What it looks like in SQL:
- Query D shows many sessions from the same overall application family but with slightly different connection contexts (different apps/services).
Practical fix:
- Keep connection strings consistent across instances where possible (same keywords, same security settings, same app identity strategy). (The “separate pools by configuration” concept is documented.)
3) “Max pool size reached” (client-side pool exhaustion) mistaken for Azure SQL limits
A Microsoft Tech Community troubleshooting post shows that if you set a small Max Pool Size, you can hit client-side errors such as:
“Timeout expired… prior to obtaining a connection from the pool… all pooled connections were in use and max pool size was reached.”
That is not the same as hitting an Azure SQL tier limit—it’s the application waiting because it can’t obtain a connection from its own pool.
How to differentiate quickly
- If you see “max pool size reached” / “timeout obtaining connection from the pool” → client pooling pressure.
- If max_session_percent in Query A is consistently high → pool-level session pressure.
4) Holding connections open longer than necessary
Even with pooling enabled, if your application opens a connection and then holds it while doing non-database work, those connections remain “in use” and can’t return to the pool—causing waits and more concurrent sessions under load. (This follows directly from the documented “Open returns a pooled connection; Close returns it to the pool” behavior.)
What it looks like in SQL:
- Query D shows many sessions from the same application.
- Query B/C shows many active sessions tied to one database during spikes.
Practical fix:
- Open connections as late as possible; close as early as possible around each DB unit of work. (General best practice derived from pooling mechanics.)
A simple customer checklist (quick wins)
- Confirm every DB call closes/disposes the connection so it can return to the pool.
- Avoid varying connection strings unnecessarily (prevents pool fragmentation).
- If you see pool wait errors (“max pool size reached”), treat it as an application pooling signal first.
- Use the T‑SQL queries above to validate:
- pool pressure (Query A)
- busiest databases / active sessions (Query B/C)

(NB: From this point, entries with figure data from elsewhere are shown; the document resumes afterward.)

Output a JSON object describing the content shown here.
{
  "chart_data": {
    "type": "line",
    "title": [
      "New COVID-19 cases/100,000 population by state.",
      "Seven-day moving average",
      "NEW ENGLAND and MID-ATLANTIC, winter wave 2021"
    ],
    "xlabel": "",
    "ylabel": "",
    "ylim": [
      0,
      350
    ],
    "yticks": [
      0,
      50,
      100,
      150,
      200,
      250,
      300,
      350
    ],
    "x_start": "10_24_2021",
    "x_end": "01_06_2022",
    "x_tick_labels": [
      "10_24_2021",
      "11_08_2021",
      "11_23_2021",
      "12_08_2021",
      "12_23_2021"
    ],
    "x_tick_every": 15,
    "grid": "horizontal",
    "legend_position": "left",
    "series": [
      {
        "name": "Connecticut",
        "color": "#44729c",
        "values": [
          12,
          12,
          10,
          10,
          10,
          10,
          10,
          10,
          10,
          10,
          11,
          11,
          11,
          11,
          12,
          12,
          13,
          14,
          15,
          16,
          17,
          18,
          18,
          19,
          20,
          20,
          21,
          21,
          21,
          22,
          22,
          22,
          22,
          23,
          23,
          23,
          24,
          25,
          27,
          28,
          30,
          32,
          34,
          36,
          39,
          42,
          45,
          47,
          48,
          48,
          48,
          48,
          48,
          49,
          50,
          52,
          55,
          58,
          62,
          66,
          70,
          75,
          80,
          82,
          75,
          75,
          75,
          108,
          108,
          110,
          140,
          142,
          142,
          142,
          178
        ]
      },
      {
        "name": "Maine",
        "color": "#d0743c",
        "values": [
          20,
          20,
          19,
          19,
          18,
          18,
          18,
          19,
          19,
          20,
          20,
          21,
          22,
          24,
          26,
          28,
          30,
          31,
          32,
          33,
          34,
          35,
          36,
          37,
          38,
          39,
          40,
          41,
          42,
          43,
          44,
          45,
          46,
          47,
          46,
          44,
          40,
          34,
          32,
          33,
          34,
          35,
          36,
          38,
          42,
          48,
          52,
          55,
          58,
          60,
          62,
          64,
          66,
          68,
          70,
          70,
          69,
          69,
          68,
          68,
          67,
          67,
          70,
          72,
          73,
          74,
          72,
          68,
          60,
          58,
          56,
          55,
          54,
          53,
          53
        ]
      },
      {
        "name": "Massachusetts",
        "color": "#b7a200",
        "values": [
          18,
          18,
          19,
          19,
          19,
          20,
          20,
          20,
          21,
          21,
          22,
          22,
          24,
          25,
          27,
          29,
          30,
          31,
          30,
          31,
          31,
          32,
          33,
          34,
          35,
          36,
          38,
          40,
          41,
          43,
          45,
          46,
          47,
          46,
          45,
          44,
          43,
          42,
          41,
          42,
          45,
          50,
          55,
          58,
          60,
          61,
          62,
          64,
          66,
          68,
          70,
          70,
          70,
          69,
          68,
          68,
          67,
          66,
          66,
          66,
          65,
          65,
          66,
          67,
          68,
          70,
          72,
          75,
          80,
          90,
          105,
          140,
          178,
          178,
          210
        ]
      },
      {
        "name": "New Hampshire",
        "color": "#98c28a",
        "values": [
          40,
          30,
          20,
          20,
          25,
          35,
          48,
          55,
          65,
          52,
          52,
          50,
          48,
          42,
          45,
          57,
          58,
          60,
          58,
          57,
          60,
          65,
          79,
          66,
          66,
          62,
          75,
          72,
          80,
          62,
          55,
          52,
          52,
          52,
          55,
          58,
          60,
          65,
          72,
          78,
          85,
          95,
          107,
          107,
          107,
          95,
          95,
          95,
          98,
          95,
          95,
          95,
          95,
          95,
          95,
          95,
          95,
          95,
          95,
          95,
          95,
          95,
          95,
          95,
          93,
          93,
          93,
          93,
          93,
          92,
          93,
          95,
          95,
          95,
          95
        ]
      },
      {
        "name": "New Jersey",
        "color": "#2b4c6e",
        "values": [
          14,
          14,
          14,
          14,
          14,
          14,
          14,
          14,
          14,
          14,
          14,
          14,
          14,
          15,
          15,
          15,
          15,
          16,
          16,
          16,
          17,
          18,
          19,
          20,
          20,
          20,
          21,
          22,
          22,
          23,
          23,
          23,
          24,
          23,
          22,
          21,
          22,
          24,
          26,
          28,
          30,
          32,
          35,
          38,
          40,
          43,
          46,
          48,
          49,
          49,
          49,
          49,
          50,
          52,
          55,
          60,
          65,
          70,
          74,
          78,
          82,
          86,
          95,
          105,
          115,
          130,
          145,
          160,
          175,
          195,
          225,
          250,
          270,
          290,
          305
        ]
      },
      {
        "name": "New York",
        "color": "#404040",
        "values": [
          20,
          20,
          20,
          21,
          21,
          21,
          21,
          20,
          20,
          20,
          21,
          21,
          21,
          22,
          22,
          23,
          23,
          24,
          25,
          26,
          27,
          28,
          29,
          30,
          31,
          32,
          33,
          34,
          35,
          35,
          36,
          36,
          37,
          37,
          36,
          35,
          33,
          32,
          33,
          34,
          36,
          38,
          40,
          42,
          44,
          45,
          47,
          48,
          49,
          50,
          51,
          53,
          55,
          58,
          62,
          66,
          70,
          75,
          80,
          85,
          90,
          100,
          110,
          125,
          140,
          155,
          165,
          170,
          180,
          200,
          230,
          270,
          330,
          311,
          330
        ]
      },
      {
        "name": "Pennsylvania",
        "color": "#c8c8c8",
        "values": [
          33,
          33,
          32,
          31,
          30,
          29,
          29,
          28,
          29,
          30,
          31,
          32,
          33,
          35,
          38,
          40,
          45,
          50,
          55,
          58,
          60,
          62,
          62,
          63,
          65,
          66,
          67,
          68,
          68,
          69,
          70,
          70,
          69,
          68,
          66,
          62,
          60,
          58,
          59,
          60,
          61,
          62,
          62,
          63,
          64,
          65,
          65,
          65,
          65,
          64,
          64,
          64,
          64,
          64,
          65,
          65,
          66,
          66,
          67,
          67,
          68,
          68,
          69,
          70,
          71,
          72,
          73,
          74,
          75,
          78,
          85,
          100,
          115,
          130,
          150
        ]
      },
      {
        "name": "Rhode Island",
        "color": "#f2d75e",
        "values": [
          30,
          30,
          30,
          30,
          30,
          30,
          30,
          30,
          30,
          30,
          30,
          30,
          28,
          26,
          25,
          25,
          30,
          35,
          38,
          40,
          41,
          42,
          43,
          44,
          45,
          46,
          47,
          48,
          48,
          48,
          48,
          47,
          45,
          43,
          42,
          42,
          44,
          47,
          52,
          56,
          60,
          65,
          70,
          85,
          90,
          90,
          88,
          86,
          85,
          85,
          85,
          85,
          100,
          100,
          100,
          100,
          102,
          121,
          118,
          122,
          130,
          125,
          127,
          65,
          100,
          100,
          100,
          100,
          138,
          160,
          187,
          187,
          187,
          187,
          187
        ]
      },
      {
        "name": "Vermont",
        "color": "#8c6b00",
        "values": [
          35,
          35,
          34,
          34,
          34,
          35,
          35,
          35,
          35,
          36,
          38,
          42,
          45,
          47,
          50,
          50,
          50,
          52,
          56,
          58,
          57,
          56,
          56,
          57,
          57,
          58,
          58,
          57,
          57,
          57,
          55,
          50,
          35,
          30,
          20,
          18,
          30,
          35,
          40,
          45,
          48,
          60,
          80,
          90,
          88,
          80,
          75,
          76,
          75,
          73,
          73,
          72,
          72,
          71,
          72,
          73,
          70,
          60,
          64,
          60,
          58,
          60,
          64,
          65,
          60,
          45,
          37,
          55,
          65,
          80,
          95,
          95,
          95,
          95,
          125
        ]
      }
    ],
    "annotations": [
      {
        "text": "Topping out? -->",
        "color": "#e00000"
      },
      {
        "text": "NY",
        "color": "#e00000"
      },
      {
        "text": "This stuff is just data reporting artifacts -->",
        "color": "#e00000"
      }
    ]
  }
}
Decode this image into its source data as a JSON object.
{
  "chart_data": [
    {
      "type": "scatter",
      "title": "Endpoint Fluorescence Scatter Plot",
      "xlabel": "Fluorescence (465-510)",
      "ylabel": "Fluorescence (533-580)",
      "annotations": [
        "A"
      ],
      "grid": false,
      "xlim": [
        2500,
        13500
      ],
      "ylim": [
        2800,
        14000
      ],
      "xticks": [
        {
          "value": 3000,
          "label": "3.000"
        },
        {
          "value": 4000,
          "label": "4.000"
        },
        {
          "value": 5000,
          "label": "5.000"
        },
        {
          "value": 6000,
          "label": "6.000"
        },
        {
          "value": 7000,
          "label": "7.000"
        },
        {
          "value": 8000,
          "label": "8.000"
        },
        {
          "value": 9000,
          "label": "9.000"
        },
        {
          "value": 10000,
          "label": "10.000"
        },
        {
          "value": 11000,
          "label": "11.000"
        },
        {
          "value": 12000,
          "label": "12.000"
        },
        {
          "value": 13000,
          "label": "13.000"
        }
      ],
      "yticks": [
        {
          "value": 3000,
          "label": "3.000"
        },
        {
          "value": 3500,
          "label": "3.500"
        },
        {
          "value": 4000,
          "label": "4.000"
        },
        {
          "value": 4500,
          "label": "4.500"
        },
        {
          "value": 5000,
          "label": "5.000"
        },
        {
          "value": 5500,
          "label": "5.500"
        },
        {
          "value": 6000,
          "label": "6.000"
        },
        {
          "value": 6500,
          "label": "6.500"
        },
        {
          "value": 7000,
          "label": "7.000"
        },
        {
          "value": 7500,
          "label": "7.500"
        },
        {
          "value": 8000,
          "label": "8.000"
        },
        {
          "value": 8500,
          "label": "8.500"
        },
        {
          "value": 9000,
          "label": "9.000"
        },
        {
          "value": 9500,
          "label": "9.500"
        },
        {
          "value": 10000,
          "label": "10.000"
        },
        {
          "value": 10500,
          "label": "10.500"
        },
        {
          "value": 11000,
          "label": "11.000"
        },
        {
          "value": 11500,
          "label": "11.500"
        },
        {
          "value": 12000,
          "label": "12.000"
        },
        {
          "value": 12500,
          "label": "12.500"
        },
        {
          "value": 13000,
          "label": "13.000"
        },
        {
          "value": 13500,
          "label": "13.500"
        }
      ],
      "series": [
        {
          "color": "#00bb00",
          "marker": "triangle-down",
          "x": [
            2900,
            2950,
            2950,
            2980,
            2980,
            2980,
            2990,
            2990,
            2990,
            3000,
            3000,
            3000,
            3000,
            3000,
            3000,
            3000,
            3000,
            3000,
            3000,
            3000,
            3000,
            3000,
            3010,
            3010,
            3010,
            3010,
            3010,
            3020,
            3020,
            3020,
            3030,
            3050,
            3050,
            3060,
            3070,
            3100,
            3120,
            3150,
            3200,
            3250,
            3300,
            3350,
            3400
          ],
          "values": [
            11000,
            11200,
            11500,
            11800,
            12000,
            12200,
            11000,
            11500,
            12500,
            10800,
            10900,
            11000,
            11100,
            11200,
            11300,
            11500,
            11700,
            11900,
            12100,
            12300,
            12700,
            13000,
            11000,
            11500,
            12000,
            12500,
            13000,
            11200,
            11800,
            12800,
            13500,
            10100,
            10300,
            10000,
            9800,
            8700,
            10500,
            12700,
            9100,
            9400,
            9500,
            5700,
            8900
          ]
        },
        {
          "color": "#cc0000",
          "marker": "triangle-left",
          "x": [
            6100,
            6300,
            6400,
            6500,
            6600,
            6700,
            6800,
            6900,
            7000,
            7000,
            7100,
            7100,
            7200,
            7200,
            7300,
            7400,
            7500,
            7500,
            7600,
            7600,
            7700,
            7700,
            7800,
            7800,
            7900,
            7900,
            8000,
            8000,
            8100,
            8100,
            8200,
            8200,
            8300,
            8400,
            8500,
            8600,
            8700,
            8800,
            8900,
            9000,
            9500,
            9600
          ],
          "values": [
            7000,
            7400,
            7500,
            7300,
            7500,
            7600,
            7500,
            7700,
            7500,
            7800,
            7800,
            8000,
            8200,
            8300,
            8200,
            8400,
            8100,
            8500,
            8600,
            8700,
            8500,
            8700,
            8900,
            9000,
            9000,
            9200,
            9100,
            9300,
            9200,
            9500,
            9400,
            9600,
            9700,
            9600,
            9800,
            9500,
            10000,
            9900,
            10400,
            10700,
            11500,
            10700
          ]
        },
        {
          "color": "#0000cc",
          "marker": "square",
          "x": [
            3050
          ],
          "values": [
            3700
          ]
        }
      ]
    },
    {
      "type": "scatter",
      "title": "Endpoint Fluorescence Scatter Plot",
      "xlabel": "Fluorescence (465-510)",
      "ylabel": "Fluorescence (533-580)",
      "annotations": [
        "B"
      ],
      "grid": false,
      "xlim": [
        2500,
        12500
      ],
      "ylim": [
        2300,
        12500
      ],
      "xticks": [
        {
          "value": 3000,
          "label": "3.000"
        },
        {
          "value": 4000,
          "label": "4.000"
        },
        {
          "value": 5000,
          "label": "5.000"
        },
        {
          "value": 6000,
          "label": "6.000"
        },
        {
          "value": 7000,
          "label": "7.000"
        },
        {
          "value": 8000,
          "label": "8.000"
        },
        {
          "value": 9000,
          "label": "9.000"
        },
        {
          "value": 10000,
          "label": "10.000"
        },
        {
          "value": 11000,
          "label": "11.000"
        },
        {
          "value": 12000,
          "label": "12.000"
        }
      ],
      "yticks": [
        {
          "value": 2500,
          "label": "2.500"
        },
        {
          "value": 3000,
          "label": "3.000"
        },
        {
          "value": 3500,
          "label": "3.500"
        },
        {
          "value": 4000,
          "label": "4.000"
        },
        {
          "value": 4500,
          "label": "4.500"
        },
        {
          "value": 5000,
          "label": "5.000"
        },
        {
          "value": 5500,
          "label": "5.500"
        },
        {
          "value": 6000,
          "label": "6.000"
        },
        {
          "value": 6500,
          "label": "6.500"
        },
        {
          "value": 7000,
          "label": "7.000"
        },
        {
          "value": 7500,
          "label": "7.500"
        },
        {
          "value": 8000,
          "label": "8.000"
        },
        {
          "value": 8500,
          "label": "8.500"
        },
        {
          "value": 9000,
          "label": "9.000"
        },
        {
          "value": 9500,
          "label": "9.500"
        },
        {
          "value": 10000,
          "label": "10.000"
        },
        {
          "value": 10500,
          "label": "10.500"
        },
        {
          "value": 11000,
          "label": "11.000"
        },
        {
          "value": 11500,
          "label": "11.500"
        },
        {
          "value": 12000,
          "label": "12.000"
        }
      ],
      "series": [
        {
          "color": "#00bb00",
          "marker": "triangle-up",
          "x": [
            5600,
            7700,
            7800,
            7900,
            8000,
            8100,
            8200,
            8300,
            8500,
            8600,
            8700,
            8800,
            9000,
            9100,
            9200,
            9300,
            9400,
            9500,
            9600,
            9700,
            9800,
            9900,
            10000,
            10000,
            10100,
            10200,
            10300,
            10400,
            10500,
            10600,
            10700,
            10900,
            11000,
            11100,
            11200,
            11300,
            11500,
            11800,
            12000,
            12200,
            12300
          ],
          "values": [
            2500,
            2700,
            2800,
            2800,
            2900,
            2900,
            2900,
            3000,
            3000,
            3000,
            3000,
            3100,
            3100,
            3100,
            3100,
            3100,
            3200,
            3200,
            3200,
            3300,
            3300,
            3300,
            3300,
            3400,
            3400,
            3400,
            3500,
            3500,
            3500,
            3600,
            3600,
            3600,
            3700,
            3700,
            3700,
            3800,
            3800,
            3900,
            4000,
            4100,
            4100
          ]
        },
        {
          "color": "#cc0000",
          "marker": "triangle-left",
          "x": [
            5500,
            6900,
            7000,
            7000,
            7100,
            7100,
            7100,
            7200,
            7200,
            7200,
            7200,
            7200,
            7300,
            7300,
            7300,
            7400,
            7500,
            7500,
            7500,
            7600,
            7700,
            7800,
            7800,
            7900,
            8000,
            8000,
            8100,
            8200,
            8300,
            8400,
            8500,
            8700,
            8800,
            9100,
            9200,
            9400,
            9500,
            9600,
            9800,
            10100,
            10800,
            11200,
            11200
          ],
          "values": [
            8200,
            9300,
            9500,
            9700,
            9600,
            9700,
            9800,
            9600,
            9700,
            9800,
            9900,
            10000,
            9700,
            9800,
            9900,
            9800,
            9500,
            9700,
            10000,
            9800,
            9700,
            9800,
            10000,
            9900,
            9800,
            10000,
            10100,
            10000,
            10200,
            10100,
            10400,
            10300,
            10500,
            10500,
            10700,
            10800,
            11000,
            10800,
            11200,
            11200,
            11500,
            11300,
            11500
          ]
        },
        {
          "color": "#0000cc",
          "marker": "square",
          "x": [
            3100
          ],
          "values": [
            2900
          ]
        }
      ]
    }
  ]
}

- connection sources (Query D)
Wrap‑up
With the queries in this post, you can troubleshoot elastic pool session behavior without relying on the Azure portal:
- Query A: real-time pool session/worker pressure
- Query B/C: database-wise view of active workload (most actionable during incidents)
- Query D: connection inventory (great for pooling issues and connection storms)
And when session counts spike, don’t overlook the application side: connection pooling behavior (leaks, fragmentation, pool sizing, and holding connections open) is one of the most common drivers.